Jefferson Davis and the Collapse of the Confederacy
Arnold Whitridge on the former Senator from Mississippi, who led the Government of the South during the Civil War in the United States.
The southern confederacy, now enshrined in the hearts of all Americans as the “lost cause,” lived only four years. It was born on February 4th, 1861, when delegates of six States of the lower South, soon to be joined by Texas, met together in Montgomery, the mosquito-ridden but otherwise pleasant little capital of Alabama, to form a new nation.
It died on April 9th, 1865, when Lee surrendered to Grant the tattered, half-starved army of Northern Virginia at the Appomattox Court House.

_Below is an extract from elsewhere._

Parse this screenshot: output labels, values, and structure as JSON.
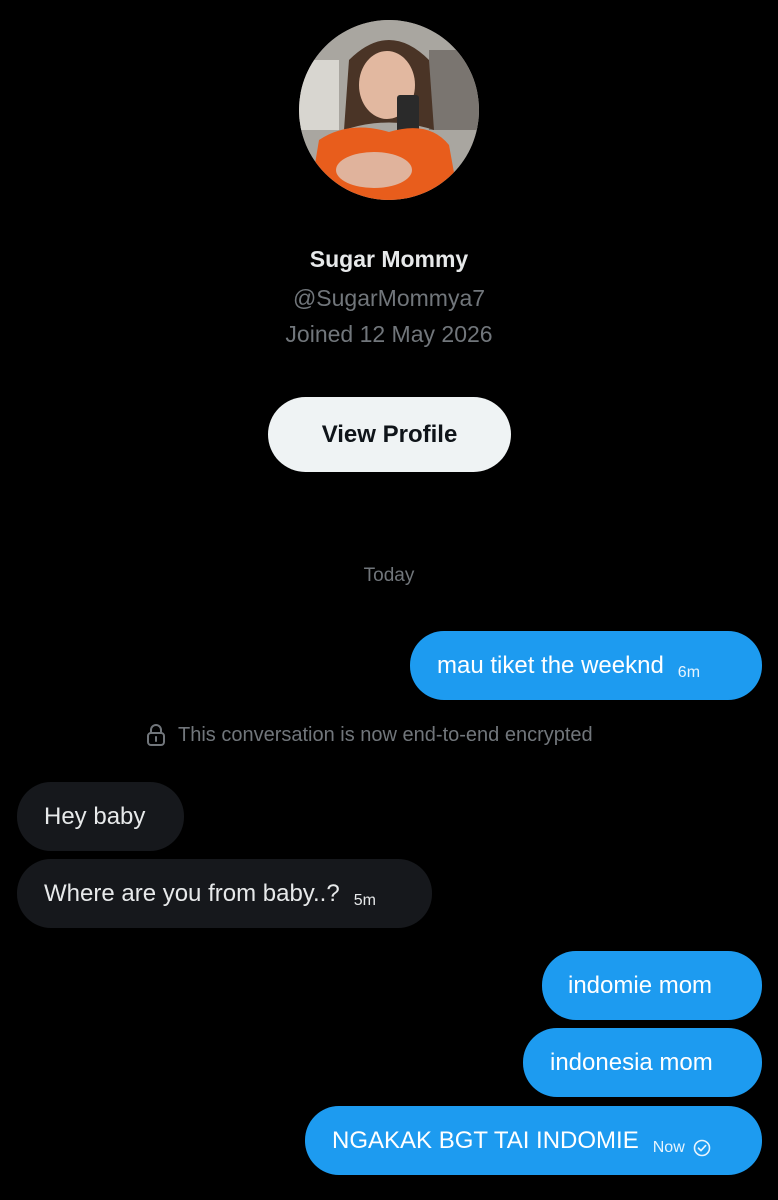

The last flag of the Confederacy was furled when the cruiser Shenandoah put in to Liverpool on November 6th; but by that time the Confederacy had already passed into the realm of romance.

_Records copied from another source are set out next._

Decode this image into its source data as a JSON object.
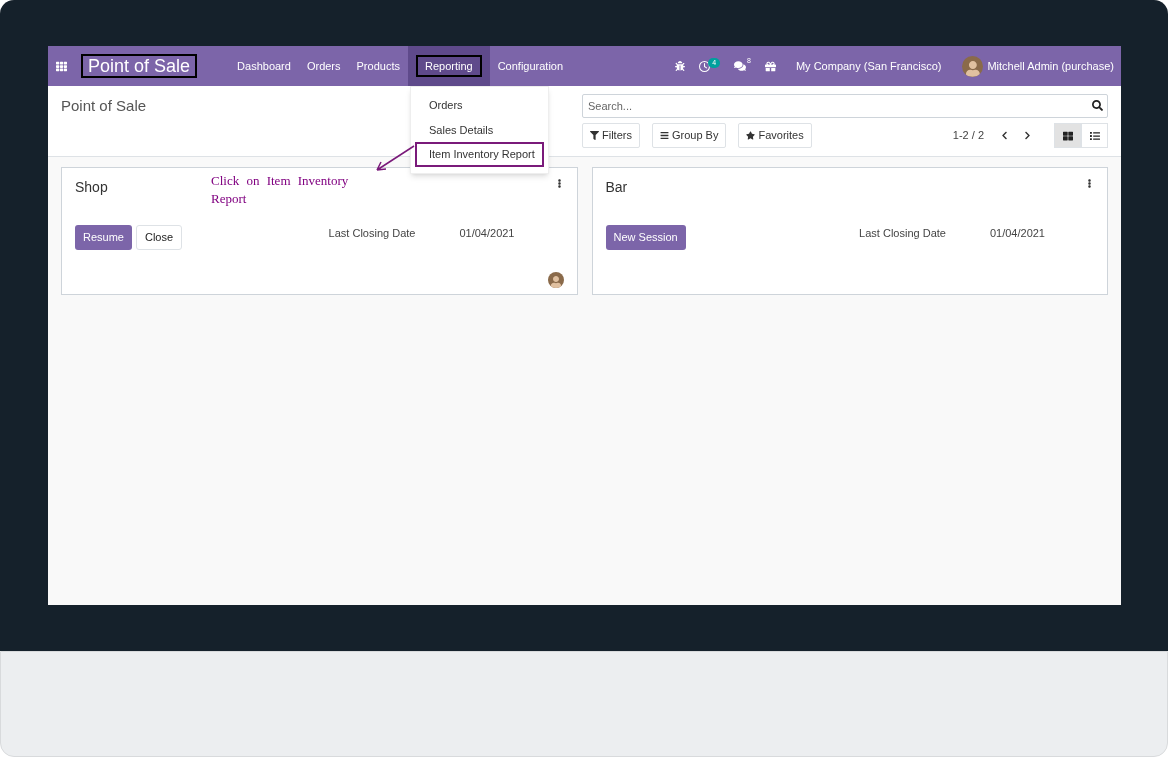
{
  "navbar": {
    "app_title": "Point of Sale",
    "menu": [
      {
        "label": "Dashboard",
        "selected": false
      },
      {
        "label": "Orders",
        "selected": false
      },
      {
        "label": "Products",
        "selected": false
      },
      {
        "label": "Reporting",
        "selected": true
      },
      {
        "label": "Configuration",
        "selected": false
      }
    ],
    "activity_count": "4",
    "message_count": "8",
    "company": "My Company (San Francisco)",
    "user": "Mitchell Admin (purchase)"
  },
  "dropdown": {
    "items": [
      {
        "label": "Orders",
        "selected": false
      },
      {
        "label": "Sales Details",
        "selected": false
      },
      {
        "label": "Item Inventory Report",
        "selected": true
      }
    ]
  },
  "breadcrumb": "Point of Sale",
  "search": {
    "placeholder": "Search..."
  },
  "filters": [
    {
      "kind": "filter",
      "label": "Filters"
    },
    {
      "kind": "group",
      "label": "Group By"
    },
    {
      "kind": "favorite",
      "label": "Favorites"
    }
  ],
  "pager": "1-2 / 2",
  "views": [
    {
      "kind": "kanban",
      "selected": true
    },
    {
      "kind": "list",
      "selected": false
    }
  ],
  "cards": [
    {
      "name": "Shop",
      "buttons": [
        {
          "kind": "primary",
          "label": "Resume"
        },
        {
          "kind": "secondary",
          "label": "Close"
        }
      ],
      "info_label": "Last Closing Date",
      "info_value": "01/04/2021",
      "user_avatar": true
    },
    {
      "name": "Bar",
      "buttons": [
        {
          "kind": "primary",
          "label": "New Session"
        }
      ],
      "info_label": "Last Closing Date",
      "info_value": "01/04/2021",
      "user_avatar": false
    }
  ],
  "annotation": {
    "text": "Click on Item Inventory Report"
  }
}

William Howard Russell, The Times correspondent who assisted at the birth in Montgomery, reported that the delegates, in all but the garments they wore, “were like the men who first conceived the great rebellion which led to the independence of this wonderful country—so earnest, so grave, so sober, and so vindictive.” The Southerners themselves were fond of drawing parallels between 1776 and 1861; but the parallels were not very exact.
The rebels of ’76 had gambled on the redcoats, together with the Hessian mercenaries, not putting up too stiff a fight (which proved to be correct); but the secessionists, misled by the peace talk of Northern democrats, assumed that the Yankees would not fight to a finish either (which proved to be wrong).